I enjoy travelling and visiting museums around the world. Contemporary art by artists such as Jeff Koons and Takashi Murakami has enormous appeal to me because their work has been integrated into consumer products, becoming part of our everyday life. I am also inspired by music and movies. 

Do you think Asteria is becoming too commercial?

When art items are sold to individuals, they are for the enjoyment of a select few only. But art applied to different products becomes some sort of mobile art galleries for a larger audience.

What has been the biggest challenge in your career so far?

Opening [a gallery] at The Peninsula was a major challenge. The project encompassed different elements, including fashion accessories, charity chocolate gift sets and the Asteria strawberry roll featured in the hotel’s high tea set served in its lobby. 

The whole process – from the hotel’s invitation and conceptualisation, to the decoration of the gallery and product development – took about half a year. There were many meetings with different departments of the hotel.  I am a perfectionist, so I was very much involved. But at the same time I had other projects going on. I had other projects and was not able to catch much sleep.

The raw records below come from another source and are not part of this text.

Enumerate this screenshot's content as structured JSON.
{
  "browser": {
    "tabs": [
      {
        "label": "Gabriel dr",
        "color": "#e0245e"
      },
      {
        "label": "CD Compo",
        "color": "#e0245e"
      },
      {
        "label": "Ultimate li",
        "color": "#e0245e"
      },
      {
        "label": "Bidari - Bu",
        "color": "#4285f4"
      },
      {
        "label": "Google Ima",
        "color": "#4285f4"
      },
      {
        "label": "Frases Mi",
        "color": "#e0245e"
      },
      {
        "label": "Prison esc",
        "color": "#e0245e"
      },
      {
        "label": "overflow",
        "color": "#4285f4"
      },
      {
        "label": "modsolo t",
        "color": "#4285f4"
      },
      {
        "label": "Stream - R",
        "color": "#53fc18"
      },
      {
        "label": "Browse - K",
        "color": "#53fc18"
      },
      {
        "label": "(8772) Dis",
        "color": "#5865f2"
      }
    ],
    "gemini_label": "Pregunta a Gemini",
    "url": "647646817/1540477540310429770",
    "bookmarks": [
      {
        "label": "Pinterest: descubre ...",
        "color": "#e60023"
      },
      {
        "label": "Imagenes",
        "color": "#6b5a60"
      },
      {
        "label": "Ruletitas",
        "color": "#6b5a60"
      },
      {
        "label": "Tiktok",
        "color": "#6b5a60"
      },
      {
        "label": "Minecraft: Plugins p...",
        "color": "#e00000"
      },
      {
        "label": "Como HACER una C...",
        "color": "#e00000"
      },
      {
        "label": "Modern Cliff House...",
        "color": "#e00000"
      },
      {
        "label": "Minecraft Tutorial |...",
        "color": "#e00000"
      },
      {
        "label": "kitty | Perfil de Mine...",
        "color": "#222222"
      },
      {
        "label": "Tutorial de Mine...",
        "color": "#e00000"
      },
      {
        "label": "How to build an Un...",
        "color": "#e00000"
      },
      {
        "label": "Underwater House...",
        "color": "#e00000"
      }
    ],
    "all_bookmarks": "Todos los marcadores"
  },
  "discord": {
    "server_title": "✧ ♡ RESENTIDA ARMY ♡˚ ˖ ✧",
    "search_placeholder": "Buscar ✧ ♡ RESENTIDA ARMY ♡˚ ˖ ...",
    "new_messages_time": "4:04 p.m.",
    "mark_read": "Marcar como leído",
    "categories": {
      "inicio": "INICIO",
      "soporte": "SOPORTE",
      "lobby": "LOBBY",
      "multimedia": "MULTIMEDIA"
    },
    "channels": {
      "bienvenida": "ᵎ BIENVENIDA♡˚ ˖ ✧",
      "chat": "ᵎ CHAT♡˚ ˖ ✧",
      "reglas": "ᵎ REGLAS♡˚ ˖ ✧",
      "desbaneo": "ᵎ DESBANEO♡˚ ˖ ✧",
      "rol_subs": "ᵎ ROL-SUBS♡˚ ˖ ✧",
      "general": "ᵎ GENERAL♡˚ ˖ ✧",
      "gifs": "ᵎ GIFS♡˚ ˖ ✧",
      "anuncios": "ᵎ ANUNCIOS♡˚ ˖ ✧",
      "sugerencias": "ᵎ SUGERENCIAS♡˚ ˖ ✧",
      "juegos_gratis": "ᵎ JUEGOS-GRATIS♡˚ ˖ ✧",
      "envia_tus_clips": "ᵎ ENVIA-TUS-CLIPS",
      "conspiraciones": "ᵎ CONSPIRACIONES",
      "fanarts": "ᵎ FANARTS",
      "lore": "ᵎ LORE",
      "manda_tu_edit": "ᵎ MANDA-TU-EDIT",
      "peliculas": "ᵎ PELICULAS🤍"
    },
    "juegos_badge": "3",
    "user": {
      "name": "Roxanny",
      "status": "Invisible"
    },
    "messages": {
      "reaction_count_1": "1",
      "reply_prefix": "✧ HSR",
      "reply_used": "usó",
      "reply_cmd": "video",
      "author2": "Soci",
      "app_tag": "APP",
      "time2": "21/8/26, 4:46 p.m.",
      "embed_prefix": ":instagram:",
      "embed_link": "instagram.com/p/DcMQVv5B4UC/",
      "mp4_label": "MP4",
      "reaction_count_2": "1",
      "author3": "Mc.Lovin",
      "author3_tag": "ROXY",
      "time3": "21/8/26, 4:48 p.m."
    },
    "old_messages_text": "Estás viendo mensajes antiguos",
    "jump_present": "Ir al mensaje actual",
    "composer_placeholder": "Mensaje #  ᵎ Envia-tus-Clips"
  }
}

Is it difficult to operate a gallery?

I have established a company and recruited professionals specialising in retail operation and product development and merchandising. I focus my creative energy on paintings and staging exhibitions locally and abroad.

What is your goal?

I want to have my paintings exhibited at prestigious museums, such as Tate Modern in London and The Louvre in Paris. I also want to leverage art to help increase awareness of charity groups.